I expected everyone to stay as far away as possible while we rode out my husband’s illness. Instead, we experienced a bloom of generosity and care from both the staff and residents. Our super came daily, sometimes twice, to drop off our packages and pick up our trash and recyclables that we left in the hallway. A volunteer shopped for the groceries we’d run out of – even going to a second supermarket when the first had sold out of Greek yogurt. Friends who live in the building hung gifts from the farmer’s market on our doorknob, and they supplied us with two priceless items: hand sanitizer and paper towels. Our downstairs neighbor called every few days to check on us.
As it turned out, it was just about impossible to get a COVID-19 test. The few drive-through centers in Westchester County were prioritizing patients who needed hospitalization, and thankfully, my husband could still breathe, despite his cough. By this point, based on his worsening chest pain, we were relatively certain he had the virus.
Just as he began to recover, I was hit with overwhelming fatigue. The next morning, I could barely lift my head. I made a video appointment with a doctor, who confirmed what I’d guessed: I, too, had contracted COVID-19.
Every day I woke up to a new unpleasantness. First, my clothes felt like sandpaper against my newly hypersensitive skin. Then I developed a sinus headache, though I wasn’t congested. I lost my sense of smell but, oddly, not my sense of taste: I could still discern sweet, bitter and spicy flavors, but my potent lemon lotion smelled like nothing.

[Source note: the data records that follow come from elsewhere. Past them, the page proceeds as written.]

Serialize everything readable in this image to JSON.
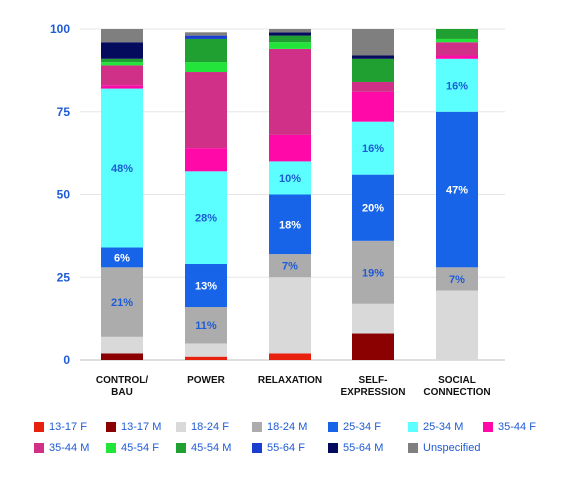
{
  "chart_data": {
    "type": "bar",
    "stacked": true,
    "ylim": [
      0,
      100
    ],
    "yticks": [
      0,
      25,
      50,
      75,
      100
    ],
    "grid": true,
    "legend_position": "bottom",
    "categories": [
      "CONTROL/\nBAU",
      "POWER",
      "RELAXATION",
      "SELF-\nEXPRESSION",
      "SOCIAL\nCONNECTION"
    ],
    "series": [
      {
        "name": "13-17 F",
        "color": "#e8210f",
        "values": [
          0,
          1,
          2,
          0,
          0
        ],
        "labels": [
          "",
          "",
          "",
          "",
          ""
        ]
      },
      {
        "name": "13-17 M",
        "color": "#8b0000",
        "values": [
          2,
          0,
          0,
          8,
          0
        ],
        "labels": [
          "",
          "",
          "",
          "",
          ""
        ]
      },
      {
        "name": "18-24 F",
        "color": "#d9d9d9",
        "values": [
          5,
          4,
          23,
          9,
          21
        ],
        "labels": [
          "",
          "",
          "",
          "",
          ""
        ]
      },
      {
        "name": "18-24 M",
        "color": "#acacac",
        "values": [
          21,
          11,
          7,
          19,
          7
        ],
        "labels": [
          "21%",
          "11%",
          "7%",
          "19%",
          "7%"
        ]
      },
      {
        "name": "25-34 F",
        "color": "#1764e8",
        "values": [
          6,
          13,
          18,
          20,
          47
        ],
        "labels": [
          "6%",
          "13%",
          "18%",
          "20%",
          "47%"
        ]
      },
      {
        "name": "25-34 M",
        "color": "#5cffff",
        "values": [
          48,
          28,
          10,
          16,
          16
        ],
        "labels": [
          "48%",
          "28%",
          "10%",
          "16%",
          "16%"
        ]
      },
      {
        "name": "35-44 F",
        "color": "#ff0aa8",
        "values": [
          1,
          7,
          8,
          9,
          1
        ],
        "labels": [
          "",
          "",
          "",
          "",
          ""
        ]
      },
      {
        "name": "35-44 M",
        "color": "#d03088",
        "values": [
          6,
          23,
          26,
          3,
          4
        ],
        "labels": [
          "",
          "",
          "",
          "",
          ""
        ]
      },
      {
        "name": "45-54 F",
        "color": "#22e43a",
        "values": [
          1,
          3,
          2,
          0,
          1
        ],
        "labels": [
          "",
          "",
          "",
          "",
          ""
        ]
      },
      {
        "name": "45-54 M",
        "color": "#20a030",
        "values": [
          1,
          7,
          2,
          7,
          3
        ],
        "labels": [
          "",
          "",
          "",
          "",
          ""
        ]
      },
      {
        "name": "55-64 F",
        "color": "#1a3ed0",
        "values": [
          0,
          1,
          0,
          0,
          0
        ],
        "labels": [
          "",
          "",
          "",
          "",
          ""
        ]
      },
      {
        "name": "55-64 M",
        "color": "#040a5c",
        "values": [
          5,
          0,
          1,
          1,
          0
        ],
        "labels": [
          "",
          "",
          "",
          "",
          ""
        ]
      },
      {
        "name": "Unspecified",
        "color": "#7f7f7f",
        "values": [
          4,
          1,
          1,
          8,
          0
        ],
        "labels": [
          "",
          "",
          "",
          "",
          ""
        ]
      }
    ]
  }
}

And I spent one restless night with pain in my legs. The one constant was exhaustion. My second novel is slated for publication in 2021, and my revisions were past due, but I didn’t have the energy to look at the document.
I knew the virus could migrate to my lungs and send me to the hospital. I knew I could die. But I managed not to worry about those darker outcomes. I was at the mercy of this awful bug, and though I slept a lot, breathed deeply as much as possible, took zinc and vitamin C and ate well, I accepted that the virus’s course was not under my control.

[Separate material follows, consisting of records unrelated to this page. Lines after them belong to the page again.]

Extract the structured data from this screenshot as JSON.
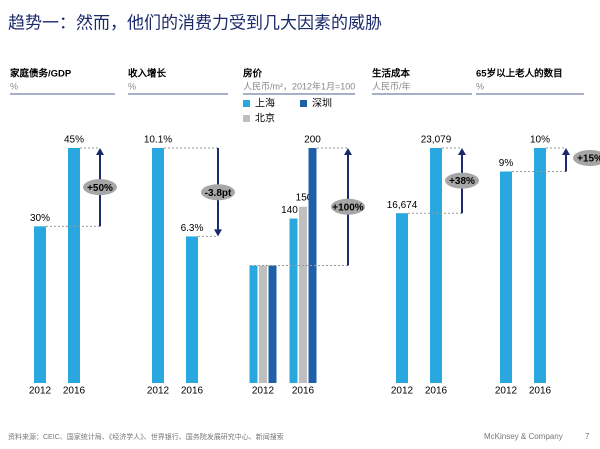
{
  "header": {
    "title": "趋势一：然而，他们的消费力受到几大因素的威胁"
  },
  "chart_data": [
    {
      "type": "bar",
      "title": "家庭债务/GDP",
      "subtitle": "%",
      "categories": [
        "2012",
        "2016"
      ],
      "values": [
        30,
        45
      ],
      "value_labels": [
        "30%",
        "45%"
      ],
      "color": "#29a8e0",
      "annotation": "+50%"
    },
    {
      "type": "bar",
      "title": "收入增长",
      "subtitle": "%",
      "categories": [
        "2012",
        "2016"
      ],
      "values": [
        10.1,
        6.3
      ],
      "value_labels": [
        "10.1%",
        "6.3%"
      ],
      "color": "#29a8e0",
      "annotation": "-3.8pt"
    },
    {
      "type": "grouped-bar",
      "title": "房价",
      "subtitle": "人民币/m²，2012年1月=100",
      "categories": [
        "2012",
        "2016"
      ],
      "series": [
        {
          "name": "上海",
          "color": "#29a8e0",
          "values": [
            100,
            140
          ],
          "value_labels": [
            null,
            "140"
          ]
        },
        {
          "name": "北京",
          "color": "#bfbfbf",
          "values": [
            100,
            150
          ],
          "value_labels": [
            null,
            "150"
          ]
        },
        {
          "name": "深圳",
          "color": "#1f5fa8",
          "values": [
            100,
            200
          ],
          "value_labels": [
            null,
            "200"
          ]
        }
      ],
      "annotation": "+100%"
    },
    {
      "type": "bar",
      "title": "生活成本",
      "subtitle": "人民币/年",
      "categories": [
        "2012",
        "2016"
      ],
      "values": [
        16674,
        23079
      ],
      "value_labels": [
        "16,674",
        "23,079"
      ],
      "color": "#29a8e0",
      "annotation": "+38%"
    },
    {
      "type": "bar",
      "title": "65岁以上老人的数目",
      "subtitle": "%",
      "categories": [
        "2012",
        "2016"
      ],
      "values": [
        9,
        10
      ],
      "value_labels": [
        "9%",
        "10%"
      ],
      "color": "#29a8e0",
      "annotation": "+15%"
    }
  ],
  "footer": {
    "source": "资料来源：CEIC、国家统计局、《经济学人》、世界银行、国务院发展研究中心、新闻搜索",
    "company": "McKinsey & Company",
    "page": "7"
  }
}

A friend who’d recovered from COVID-19 told me she was sick for three weeks, as were her family and friends. I despaired: I was a week in, and it had felt like a year. But soon I began to feel better in the evenings. Then one morning, 10 days after I’d first felt sick, I leaped out of bed, astonished and delighted with my energy. It was over! The next day, I went outside for the first time in 17 days. But I hadn’t felt cooped up, in large part because we’d been so well cared for. We felt immense gratitude for the kindness of our neighbors and staff. The strength of our building’s community wasn’t just something to brag about at parties; it was real, and it mattered.
Jonathan Vatner’s first novel, “Carnegie Hill,” about an Upper East Side co-op, was published in 2019 by Thomas Dunne Books. His second novel, “The Bridesmaids Union,” is scheduled for publication next year by St. Martin’s Press.